Global population, economic development and a growing appetite for meat, dairy and fish protein have raised human water demand sixfold in 50 years. Meanwhile, supplies have been diminished in several ways: an estimated 845,000 dams block most of the world's rivers, depriving downstream communities of water and sediment, and increasing evaporation; up to half of water is lost in leakage; another one billion people simply have no proper infrastructure; and the water left is often polluted by chemicals and heavy metals from farms and industry, blamed by the United Nations for poisoning more than 100 million people. And still the rains are getting less reliable in many areas.

Underlying these problems is a paradox. Because water, and the movement of water, is essential for life, and central to many religions, it is regarded traditionally as a “common” good. But no individuals are responsible for it. From Wadi Esseir to the arid American Midwest, farmers either do not pay for water or pay a fraction of what homeowners pay, so they have less incentive to conserve it and might deprive suppliers of funds to improve infrastructure.

The United Nations defines “water scarcity” as less than 1,000 cubic metres of renewable clean water for each person every year to drink, clean, grow food and run industry. By this measure, half the world's population lives in countries suffering water scarcity. Jordan is one of the most water-scarce countries on earth, averaging just 160 cubic metres of renewable water per person per year.

The result is that it is not just farmers who are rationed. The al-Mherat family, like the rest of greater Amman, only get water to their house one day a week. A city of more than two million people runs to the rhythm of “water day”, says Khadija Darmame, who is part of a project organised by Mithen and sponsored by Britain's Leverhulme Trust to study links between “water, life and civilisation” in Jordan, from the earliest settlements to modern day.

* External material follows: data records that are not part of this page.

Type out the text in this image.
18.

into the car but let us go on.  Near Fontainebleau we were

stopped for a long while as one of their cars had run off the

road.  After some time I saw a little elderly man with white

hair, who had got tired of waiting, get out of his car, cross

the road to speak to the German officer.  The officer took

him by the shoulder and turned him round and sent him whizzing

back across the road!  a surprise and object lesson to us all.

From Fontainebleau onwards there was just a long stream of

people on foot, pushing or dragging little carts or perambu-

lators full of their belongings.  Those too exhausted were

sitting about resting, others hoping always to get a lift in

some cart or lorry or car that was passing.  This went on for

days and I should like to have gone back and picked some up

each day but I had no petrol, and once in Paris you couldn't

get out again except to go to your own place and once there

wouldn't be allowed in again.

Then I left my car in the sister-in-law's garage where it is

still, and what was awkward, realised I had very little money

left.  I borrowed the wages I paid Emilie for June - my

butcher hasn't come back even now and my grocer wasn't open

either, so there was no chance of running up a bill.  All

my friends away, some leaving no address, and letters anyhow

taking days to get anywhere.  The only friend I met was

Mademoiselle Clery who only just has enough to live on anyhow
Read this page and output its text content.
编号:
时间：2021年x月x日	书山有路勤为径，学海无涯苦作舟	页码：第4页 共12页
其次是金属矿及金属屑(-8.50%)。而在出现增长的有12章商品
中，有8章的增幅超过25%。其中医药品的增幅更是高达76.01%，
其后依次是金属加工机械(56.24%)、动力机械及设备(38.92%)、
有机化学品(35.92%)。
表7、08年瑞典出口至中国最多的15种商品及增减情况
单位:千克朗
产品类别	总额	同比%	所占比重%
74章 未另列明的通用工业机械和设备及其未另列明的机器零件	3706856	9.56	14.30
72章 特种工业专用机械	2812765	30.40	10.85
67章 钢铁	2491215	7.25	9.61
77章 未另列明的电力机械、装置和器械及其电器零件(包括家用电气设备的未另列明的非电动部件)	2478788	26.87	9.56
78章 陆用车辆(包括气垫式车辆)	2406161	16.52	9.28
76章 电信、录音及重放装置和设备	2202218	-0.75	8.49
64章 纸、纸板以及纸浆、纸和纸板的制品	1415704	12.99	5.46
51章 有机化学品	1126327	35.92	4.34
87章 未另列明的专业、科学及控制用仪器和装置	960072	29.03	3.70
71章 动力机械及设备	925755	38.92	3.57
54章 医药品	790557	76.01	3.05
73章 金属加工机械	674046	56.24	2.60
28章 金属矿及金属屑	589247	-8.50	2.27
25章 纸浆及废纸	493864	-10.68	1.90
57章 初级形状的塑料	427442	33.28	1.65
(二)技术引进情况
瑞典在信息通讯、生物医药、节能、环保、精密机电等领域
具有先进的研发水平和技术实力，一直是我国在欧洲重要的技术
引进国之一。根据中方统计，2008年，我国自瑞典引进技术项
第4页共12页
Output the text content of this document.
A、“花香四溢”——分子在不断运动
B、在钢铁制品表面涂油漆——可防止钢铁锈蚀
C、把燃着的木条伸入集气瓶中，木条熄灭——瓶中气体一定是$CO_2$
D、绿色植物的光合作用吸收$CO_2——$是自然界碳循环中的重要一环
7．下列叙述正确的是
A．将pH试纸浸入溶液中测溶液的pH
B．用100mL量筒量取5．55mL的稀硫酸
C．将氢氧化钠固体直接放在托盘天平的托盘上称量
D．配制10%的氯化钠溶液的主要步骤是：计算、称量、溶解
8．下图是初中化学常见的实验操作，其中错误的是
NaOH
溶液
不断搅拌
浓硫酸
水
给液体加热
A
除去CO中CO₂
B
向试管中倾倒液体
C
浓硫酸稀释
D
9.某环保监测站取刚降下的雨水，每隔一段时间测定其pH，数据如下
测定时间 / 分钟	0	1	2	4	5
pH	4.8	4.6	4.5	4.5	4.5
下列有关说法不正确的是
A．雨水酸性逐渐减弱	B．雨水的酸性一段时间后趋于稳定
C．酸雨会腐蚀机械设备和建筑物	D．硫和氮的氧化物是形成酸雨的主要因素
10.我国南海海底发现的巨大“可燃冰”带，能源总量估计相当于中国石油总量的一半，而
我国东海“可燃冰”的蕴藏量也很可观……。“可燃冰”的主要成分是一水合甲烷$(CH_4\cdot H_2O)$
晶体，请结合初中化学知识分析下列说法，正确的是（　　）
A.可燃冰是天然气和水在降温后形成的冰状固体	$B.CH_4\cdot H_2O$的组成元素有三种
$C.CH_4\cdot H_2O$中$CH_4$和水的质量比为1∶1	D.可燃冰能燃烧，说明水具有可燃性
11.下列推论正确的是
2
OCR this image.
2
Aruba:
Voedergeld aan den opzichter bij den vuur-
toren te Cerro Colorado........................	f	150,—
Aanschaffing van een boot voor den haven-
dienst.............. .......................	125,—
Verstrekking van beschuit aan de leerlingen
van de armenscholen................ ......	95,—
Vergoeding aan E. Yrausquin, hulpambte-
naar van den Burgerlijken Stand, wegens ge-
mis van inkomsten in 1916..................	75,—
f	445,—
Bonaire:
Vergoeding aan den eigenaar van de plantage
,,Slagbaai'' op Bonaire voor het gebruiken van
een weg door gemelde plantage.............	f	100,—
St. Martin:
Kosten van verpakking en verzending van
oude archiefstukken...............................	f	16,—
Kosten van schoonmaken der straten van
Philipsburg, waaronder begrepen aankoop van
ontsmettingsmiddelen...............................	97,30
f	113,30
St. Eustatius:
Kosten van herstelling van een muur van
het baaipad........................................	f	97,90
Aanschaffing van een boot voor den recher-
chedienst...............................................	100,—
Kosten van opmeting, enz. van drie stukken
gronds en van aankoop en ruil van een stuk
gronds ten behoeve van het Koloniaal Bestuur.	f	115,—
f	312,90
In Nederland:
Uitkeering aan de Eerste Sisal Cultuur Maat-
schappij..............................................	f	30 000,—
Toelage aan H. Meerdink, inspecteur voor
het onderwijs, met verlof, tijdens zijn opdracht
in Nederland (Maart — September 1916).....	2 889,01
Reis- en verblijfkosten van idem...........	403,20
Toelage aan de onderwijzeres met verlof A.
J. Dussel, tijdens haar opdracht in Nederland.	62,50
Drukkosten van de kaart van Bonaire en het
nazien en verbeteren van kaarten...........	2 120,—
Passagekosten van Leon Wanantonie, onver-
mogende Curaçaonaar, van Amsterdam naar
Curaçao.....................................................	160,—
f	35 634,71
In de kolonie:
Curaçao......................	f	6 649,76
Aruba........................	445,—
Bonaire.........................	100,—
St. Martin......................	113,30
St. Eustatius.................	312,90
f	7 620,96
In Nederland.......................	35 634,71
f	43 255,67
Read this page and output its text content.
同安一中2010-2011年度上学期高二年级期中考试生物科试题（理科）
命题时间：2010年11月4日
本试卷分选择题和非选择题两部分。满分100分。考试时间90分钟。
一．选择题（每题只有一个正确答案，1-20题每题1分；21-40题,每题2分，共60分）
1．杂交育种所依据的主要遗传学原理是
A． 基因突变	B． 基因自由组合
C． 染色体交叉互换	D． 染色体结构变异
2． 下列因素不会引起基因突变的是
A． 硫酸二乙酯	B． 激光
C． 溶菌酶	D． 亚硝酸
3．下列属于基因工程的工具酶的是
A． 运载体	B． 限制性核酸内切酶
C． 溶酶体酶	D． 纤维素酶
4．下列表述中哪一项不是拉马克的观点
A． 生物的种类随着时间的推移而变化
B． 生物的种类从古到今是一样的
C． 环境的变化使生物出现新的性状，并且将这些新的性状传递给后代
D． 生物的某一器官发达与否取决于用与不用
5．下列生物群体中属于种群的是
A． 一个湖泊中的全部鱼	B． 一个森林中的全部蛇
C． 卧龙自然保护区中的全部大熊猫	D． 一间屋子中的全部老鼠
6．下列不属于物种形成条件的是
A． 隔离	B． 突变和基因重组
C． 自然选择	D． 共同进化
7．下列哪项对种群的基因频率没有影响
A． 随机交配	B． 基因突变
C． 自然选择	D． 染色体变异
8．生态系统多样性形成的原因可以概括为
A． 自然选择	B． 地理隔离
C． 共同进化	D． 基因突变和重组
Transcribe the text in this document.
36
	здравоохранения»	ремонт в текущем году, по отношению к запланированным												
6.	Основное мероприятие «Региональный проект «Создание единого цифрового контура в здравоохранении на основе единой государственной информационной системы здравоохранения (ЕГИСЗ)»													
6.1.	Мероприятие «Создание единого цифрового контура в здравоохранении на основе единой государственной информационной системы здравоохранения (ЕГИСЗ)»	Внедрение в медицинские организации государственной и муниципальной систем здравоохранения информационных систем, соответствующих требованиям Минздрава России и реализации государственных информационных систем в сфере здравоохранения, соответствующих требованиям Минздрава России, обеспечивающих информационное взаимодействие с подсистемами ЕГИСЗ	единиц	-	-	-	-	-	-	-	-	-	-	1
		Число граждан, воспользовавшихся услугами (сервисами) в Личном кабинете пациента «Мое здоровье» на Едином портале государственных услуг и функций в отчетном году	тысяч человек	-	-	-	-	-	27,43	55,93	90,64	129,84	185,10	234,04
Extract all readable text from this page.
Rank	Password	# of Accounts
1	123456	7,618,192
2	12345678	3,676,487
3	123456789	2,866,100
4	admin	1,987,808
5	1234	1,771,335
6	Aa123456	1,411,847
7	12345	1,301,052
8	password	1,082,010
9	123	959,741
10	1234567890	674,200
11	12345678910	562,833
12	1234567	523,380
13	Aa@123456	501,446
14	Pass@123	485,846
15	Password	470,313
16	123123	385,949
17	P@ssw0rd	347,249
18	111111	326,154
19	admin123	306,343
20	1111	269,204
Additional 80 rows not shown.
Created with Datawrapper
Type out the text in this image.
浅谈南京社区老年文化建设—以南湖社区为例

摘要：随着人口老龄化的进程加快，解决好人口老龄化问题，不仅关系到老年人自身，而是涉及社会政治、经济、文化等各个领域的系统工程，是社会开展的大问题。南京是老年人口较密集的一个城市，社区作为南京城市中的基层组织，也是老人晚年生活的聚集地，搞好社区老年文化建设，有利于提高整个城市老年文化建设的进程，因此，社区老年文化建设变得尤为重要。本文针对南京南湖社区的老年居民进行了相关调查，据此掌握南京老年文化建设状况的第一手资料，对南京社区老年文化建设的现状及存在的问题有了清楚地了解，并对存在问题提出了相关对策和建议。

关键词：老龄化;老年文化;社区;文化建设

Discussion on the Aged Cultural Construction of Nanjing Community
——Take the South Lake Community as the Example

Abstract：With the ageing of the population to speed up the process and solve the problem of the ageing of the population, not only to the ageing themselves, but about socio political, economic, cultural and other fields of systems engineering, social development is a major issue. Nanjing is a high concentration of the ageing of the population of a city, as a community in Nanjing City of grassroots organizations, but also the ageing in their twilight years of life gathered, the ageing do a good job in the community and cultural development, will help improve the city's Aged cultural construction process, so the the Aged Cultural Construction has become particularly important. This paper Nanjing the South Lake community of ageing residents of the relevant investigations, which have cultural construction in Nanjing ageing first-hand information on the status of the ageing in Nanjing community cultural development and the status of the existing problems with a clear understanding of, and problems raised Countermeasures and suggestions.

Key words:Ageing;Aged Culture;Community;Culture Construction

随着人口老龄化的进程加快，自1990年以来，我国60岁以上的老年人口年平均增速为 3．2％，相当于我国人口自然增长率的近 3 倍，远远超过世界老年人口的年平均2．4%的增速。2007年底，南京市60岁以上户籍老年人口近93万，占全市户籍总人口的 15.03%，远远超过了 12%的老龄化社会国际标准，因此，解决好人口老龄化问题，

Poor supplies and stagnant tanks occasionally lead to infections. But for most, the problem is drudgery. “The first thing is to do the maximum laundry and then clean the house,” says Darmame. Children and men take a shower, “and the last thing is for the women to take a shower, and then you need a few hours to fill the tanks”, stacked on every roof.

For millions of others, bad supplies are a question of life and death. Lack of clean drinking water and sanitation are largely blamed for the deaths of 11 million children under the age of five each year from disease and malnutrition; for nearly one billion people being chronically hungry; for two billion who suffer what the UN Food and Agriculture Organisation (FAO) calls “food insecurity”, because they do not have adequate food and nutrition for an “active and healthy life”; and for keeping more than 60 million girls out of school. These people then get caught in a water and poverty trap: two-thirds of those who lack enough water for even the most basic needs live on less than US$2 a day.

“Variability of water availability is strongly and negatively related to per capita income,” says Jeffrey Sachs, author of Common Wealth: Economics for a Crowded Planet, and a special adviser to UN secretary-general Ban Ki-moon. Poor health, lack of education and hunger make it hard to escape.